Changes due to technology are formed by the actions (intentional and unintentional) and
choices of humans, but the uses of technology also have unintended or unanticipated
consequences, so it is not completely under our control. Things (changes, digital economy) are
not out there but are shaped by us.
Different implications of using technologies in organizations.
1) technology is social, dynamic and multiples.
a. Social= produces trough a social process of design, development and maintenance. Form of
technology reflects choices of makers, so they are constructed by people and therefore not
objective. Dynamic= can change over their lifetime. Multiple= technology often consist of a
large configuration of interconnected components that require integration to work
together.
2) Technology must be used to have effect, and such use is varied, embedded and emergent.
a. To be useful technology must be used, when we don’t look at this we end up focussing on
the wrong part of implementation of a technology. Neglecting the centrality of use leads to
simplistic assumptions that lead to investing resources at getting the technology at the right
place at the right time, neglecting the right use
b. Espoused technologies= are expectations about the generalized use of technology and the
broad discourses associated with their functions and features. the expectations we have
about how a technology is going to be used based on the possibilities and functionalities
that the technology has.
c. Technologies-in-use= situated ways in which we actually use specific technological features
in particular ways depending on our skills, tasks, attention and purposes and varying at time
of day, situation, and pressure of the moment. How we really use a technology in a specific
, situation. This is dependent on our skills, what task we are using it for, why we are using it
and this use can be different in different moments or for different tasks.
d. Productivity paradox= idea that increased investment in IT is not yet producing increased
productivity. More meaningful to look at the use of IT then the investment, because IT itself
can not increase productivity, but the use of IT can.
e. Use of technology is varied, embedded in various contexts, and consequently has a variety
of outcomes. Emergent= typically departs from expectations of the inventors, designers and
promoters. Purpose is emergent from the choices we make about the use of the
technology.
3) Use of technology can have unintended consequences.
Two rationales for organizational engagement in the digital economy.

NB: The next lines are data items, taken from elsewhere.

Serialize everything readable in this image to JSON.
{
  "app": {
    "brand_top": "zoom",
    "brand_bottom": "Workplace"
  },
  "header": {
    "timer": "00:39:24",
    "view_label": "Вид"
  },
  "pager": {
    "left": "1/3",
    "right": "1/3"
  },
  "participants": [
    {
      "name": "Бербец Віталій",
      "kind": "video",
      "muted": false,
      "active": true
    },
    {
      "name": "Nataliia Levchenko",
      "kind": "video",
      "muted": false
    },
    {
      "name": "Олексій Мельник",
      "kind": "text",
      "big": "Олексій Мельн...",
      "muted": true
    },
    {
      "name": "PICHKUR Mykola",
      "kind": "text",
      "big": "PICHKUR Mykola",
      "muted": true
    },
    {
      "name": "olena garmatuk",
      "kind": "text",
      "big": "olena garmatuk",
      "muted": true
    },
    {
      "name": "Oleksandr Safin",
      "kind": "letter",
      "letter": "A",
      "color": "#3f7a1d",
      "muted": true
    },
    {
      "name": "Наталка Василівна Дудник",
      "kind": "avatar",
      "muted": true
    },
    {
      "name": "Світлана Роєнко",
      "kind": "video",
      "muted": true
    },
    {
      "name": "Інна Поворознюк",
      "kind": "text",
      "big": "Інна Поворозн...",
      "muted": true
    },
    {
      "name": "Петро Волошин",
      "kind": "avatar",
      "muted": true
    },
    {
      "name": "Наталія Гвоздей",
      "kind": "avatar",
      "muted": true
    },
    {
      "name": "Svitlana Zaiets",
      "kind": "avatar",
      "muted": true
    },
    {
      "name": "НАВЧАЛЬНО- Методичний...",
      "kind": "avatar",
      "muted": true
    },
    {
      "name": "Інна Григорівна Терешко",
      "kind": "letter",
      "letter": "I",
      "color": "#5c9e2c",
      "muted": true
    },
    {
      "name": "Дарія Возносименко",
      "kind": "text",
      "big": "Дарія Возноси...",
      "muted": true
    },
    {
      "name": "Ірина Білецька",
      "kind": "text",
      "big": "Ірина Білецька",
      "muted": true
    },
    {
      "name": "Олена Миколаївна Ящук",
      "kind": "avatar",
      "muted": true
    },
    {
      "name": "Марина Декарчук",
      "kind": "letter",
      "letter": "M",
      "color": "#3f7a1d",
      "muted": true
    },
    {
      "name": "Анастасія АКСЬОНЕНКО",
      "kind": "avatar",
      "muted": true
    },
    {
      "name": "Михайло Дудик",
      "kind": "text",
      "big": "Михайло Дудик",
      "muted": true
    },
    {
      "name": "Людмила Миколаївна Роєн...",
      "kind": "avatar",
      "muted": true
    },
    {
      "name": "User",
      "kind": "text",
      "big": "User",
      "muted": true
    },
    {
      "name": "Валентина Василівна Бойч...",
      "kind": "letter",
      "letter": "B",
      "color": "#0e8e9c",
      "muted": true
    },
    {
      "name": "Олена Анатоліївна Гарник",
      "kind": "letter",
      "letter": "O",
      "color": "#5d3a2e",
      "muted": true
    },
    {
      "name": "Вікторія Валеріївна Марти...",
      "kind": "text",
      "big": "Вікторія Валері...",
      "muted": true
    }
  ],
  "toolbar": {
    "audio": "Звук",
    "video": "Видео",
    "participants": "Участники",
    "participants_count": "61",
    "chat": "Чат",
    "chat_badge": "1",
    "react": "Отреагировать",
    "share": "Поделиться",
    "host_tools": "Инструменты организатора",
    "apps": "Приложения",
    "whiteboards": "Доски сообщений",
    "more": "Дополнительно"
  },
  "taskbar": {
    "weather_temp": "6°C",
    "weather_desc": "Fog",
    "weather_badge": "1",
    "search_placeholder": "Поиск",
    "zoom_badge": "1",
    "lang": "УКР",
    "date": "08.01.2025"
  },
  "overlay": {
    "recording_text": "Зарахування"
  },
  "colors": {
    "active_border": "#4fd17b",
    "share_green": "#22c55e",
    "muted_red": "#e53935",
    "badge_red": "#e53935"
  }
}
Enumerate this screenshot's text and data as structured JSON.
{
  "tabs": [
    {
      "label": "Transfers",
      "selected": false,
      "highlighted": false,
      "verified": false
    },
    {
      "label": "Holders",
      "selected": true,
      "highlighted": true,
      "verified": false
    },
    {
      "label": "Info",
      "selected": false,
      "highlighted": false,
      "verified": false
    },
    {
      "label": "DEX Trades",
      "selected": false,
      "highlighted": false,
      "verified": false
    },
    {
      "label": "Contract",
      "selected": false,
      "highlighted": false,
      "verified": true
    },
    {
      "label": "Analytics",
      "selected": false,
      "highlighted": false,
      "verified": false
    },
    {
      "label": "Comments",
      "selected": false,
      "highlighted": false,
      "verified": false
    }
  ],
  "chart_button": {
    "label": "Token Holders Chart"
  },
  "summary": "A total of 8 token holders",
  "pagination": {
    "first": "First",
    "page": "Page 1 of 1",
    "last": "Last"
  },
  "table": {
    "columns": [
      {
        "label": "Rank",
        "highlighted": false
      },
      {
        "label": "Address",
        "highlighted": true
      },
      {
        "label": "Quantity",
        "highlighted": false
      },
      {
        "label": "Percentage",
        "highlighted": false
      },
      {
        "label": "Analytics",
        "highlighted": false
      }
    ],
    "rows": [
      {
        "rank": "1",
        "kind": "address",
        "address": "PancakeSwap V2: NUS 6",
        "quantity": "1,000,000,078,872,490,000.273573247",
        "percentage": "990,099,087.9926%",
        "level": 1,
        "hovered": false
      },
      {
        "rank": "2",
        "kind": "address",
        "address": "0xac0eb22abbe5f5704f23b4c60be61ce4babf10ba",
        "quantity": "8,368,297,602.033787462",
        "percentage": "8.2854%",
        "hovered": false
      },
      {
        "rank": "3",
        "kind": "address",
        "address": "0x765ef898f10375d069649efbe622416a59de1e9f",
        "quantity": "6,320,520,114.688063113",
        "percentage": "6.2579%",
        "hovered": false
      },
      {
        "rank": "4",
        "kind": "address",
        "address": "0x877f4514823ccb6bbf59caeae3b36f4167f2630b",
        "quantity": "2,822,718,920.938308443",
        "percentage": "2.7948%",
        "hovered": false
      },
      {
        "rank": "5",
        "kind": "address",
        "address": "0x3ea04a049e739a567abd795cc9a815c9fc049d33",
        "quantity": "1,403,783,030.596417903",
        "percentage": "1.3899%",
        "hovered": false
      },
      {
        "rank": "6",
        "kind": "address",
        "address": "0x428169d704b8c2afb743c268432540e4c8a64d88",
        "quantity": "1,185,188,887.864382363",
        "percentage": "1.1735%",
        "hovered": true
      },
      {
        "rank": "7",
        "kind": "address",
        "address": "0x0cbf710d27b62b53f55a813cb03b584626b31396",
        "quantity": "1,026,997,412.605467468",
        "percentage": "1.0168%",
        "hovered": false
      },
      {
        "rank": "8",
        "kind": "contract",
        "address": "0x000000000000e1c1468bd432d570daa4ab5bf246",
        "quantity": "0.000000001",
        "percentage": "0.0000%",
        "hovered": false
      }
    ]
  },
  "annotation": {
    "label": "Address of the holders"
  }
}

1) internet has opened up a new marketplace for buying and selling. So engage because of choice
of managers to include digital economy in managerial and organizational strategies. Sees digital
economy from strategic choice perspective. Engaging in internetworking is a strategic choice to
enhance organizational performance
2) epochal social transformations. World is changing to a society where information and
postmodern systems will prevail. So the outside world is leading to change to engagement in digital
economy. Deterministic perspective, based on an assumed causal relationship between the
technological infrastructure of an era and the organizations, societies, and economies that result.
Nature of organizational engagement in digital economy. Ways in which internetworking have been
used change over the years. 4 modes at this stage. (1) communicating via email; (2) generating a
web presence; (3) establishing buyer-supplier transaction networks; and (4) creating real-time virtual
integration. What it means for organizations to “be on the Internet” will also evolve as new
technologies, business models, regulations, laws, and organizational processes emerge
While an enacted view recognizes that the digital economy, as a complex, emergent phenomenon, is
not precisely predictable or completely manipulable, it does not suggest that we are powerless.
Quite the contrary. By recognizing how our energies and efforts, interests and innovations, visions
and values produce the nature, form, features, and effects of this digital economy, we can see how
we might shape this phenomenon in new and effective ways.